I received my first letter of rejection as a writer a few weeks ago. Months before, I submitted one of my favorite things I’ve ever written to a literary arts journal for the first time. I don't know if I was expecting anything to come of my submission, but regardless of my chances of acceptance, it definitely stung to see the title of my piece next to the words “was not chosen.”
As a burgeoning writer, I knew that rejection was something I would inevitably have to deal with in my career sooner or later. But, also as a writer, I often think my work is a lot better than it is, and at times, fail to see that I have unrealistic expectations for it. Nonetheless, I’m a person who is embarrassingly easy to crush, and so I should’ve been more prepared for the blow. It’s over now, though, and as the great sage Sheryl Crow once said, “the first cut is the deepest.”
I’m not going to tell you how to deal with the rejections you’ll get as a writer, because I myself have just barely begun my journey of submission; I haven’t yet experienced the glory of acceptance, and I don’t necessarily know if my pursuits as a writer will ever pay off in the real world. And, to be honest, I think I dealt with my first rejection in a pretty destructive way—you shouldn't take advice from me. What I will try to do, though, is help you feel less alone if you’re in the same dark, hopeless place of what feels like infinite inadequacy that I was in a few weeks ago.
It’s a shame that everything is digitalized nowadays, because we can’t exactly make shrines out of our piles of rejections, tack them on the wall like Stephen King did, and make it our motivation to prove we’re worthy. Instead, we just get emails now. Digital, impersonal rejections whose mere essence feels like it undermines the soul you poured into your work.
When I first opened the email that informed me my piece wasn’t accepted, I immediately fought the tears filling my eyes, hot with disappointment. I think that was my first mistake. I pretended like it didn’t hurt—in fact, I played it off like I was almost happy about it. I texted my mom and told my friends as though I was proud, just because breaking the news to people was the last thing I wanted to do—like playing it off as though it wasn’t a big deal would make it matter less to me. In short, it didn’t work. In terms of the stages of grief, I was in denial.

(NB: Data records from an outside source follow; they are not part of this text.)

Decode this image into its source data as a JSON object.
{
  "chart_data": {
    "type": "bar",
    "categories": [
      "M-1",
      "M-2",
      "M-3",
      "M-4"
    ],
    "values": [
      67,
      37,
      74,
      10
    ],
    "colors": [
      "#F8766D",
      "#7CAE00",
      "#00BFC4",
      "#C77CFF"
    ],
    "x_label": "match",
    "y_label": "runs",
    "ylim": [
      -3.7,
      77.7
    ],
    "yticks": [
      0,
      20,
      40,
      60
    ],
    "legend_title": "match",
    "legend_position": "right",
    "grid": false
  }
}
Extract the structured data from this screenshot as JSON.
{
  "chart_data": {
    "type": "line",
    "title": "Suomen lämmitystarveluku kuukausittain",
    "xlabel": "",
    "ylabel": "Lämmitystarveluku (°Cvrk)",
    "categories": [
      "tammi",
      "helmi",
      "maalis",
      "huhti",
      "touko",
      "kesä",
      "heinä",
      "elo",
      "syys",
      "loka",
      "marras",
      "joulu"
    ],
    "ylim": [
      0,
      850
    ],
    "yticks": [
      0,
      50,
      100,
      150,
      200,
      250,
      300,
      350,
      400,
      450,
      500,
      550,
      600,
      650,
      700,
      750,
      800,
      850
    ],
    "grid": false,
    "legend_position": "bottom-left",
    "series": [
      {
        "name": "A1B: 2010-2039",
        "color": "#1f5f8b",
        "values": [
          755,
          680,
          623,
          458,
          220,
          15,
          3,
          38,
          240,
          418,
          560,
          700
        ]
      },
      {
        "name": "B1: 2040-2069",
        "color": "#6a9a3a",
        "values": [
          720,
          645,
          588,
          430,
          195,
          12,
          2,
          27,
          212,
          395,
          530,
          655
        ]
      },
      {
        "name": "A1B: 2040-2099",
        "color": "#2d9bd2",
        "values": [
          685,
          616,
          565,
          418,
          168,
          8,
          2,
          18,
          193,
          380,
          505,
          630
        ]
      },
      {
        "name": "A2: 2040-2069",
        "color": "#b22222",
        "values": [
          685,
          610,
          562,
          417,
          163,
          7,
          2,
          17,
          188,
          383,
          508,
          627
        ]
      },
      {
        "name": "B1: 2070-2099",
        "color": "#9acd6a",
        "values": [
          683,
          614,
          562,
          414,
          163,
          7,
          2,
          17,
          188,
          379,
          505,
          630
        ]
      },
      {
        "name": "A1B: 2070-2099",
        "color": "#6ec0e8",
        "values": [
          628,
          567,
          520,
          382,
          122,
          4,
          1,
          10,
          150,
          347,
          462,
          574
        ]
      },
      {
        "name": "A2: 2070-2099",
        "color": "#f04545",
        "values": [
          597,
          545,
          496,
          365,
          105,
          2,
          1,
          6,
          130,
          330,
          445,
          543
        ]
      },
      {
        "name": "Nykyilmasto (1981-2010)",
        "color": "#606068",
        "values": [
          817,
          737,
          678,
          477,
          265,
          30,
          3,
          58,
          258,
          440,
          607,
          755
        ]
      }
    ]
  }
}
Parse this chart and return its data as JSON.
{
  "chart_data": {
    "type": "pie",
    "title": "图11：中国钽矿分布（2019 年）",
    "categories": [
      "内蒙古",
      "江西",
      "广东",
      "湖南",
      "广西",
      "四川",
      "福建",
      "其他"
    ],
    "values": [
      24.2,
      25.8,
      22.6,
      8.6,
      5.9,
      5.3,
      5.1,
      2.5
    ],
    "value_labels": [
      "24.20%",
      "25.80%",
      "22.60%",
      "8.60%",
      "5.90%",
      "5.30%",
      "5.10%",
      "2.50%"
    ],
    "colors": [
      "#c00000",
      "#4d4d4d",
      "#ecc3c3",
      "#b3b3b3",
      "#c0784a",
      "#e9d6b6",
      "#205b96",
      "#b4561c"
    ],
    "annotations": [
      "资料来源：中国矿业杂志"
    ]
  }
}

The next day, I was in shambles. At first I cried, and then I got angry—at myself, at the people who rejected me, at my essay for not being good enough. I felt like a failure as a writer, and so I wrote. I sat down with my laptop and vented everything I was feeling to the blank document. It’s an odd thing, doing the act you think you’re incapable of in order to feel better about your incapability; I’m not sure it helped.
In the end, the only thing that really made me feel better about my rejection was the passage of time. As the present gets farther away from the day of your devastation, it gets easier to see things more objectively—I've realized since then that maybe the essay I submitted isn’t representative of my best work any longer.
And so, I’m faced with a question: Abandon my piece, or somehow make it better? I still haven’t made a decision as to what I should do, but the question of revision versus desertion has forced me to analyze my writing in a new way. I realized that I had written the piece I submitted for myself—it does what I always wanted it to do, and it conveys the feeling I spent hours trying to communicate. This essay was one of the first pieces of writing I, on my own, felt entirely motivated to improve. I knew I was onto something meaningful as soon as I began to write it; the words flowed from someplace new, someplace where they didn’t feel contrived, but instead unusually genuine. I loved and will continue to love that essay, regardless of its rejection.
This is also when I realized something I’d been told before but hadn’t really considered: I don’t have to write for anyone but myself. Writing isn’t just a career choice or a casual pastime for me, it’s also a form of self-development. I love to make my life into art, to find significance in the mundane, to give voice to the ineffable. No rejection letter will ever take the power of prose away from me.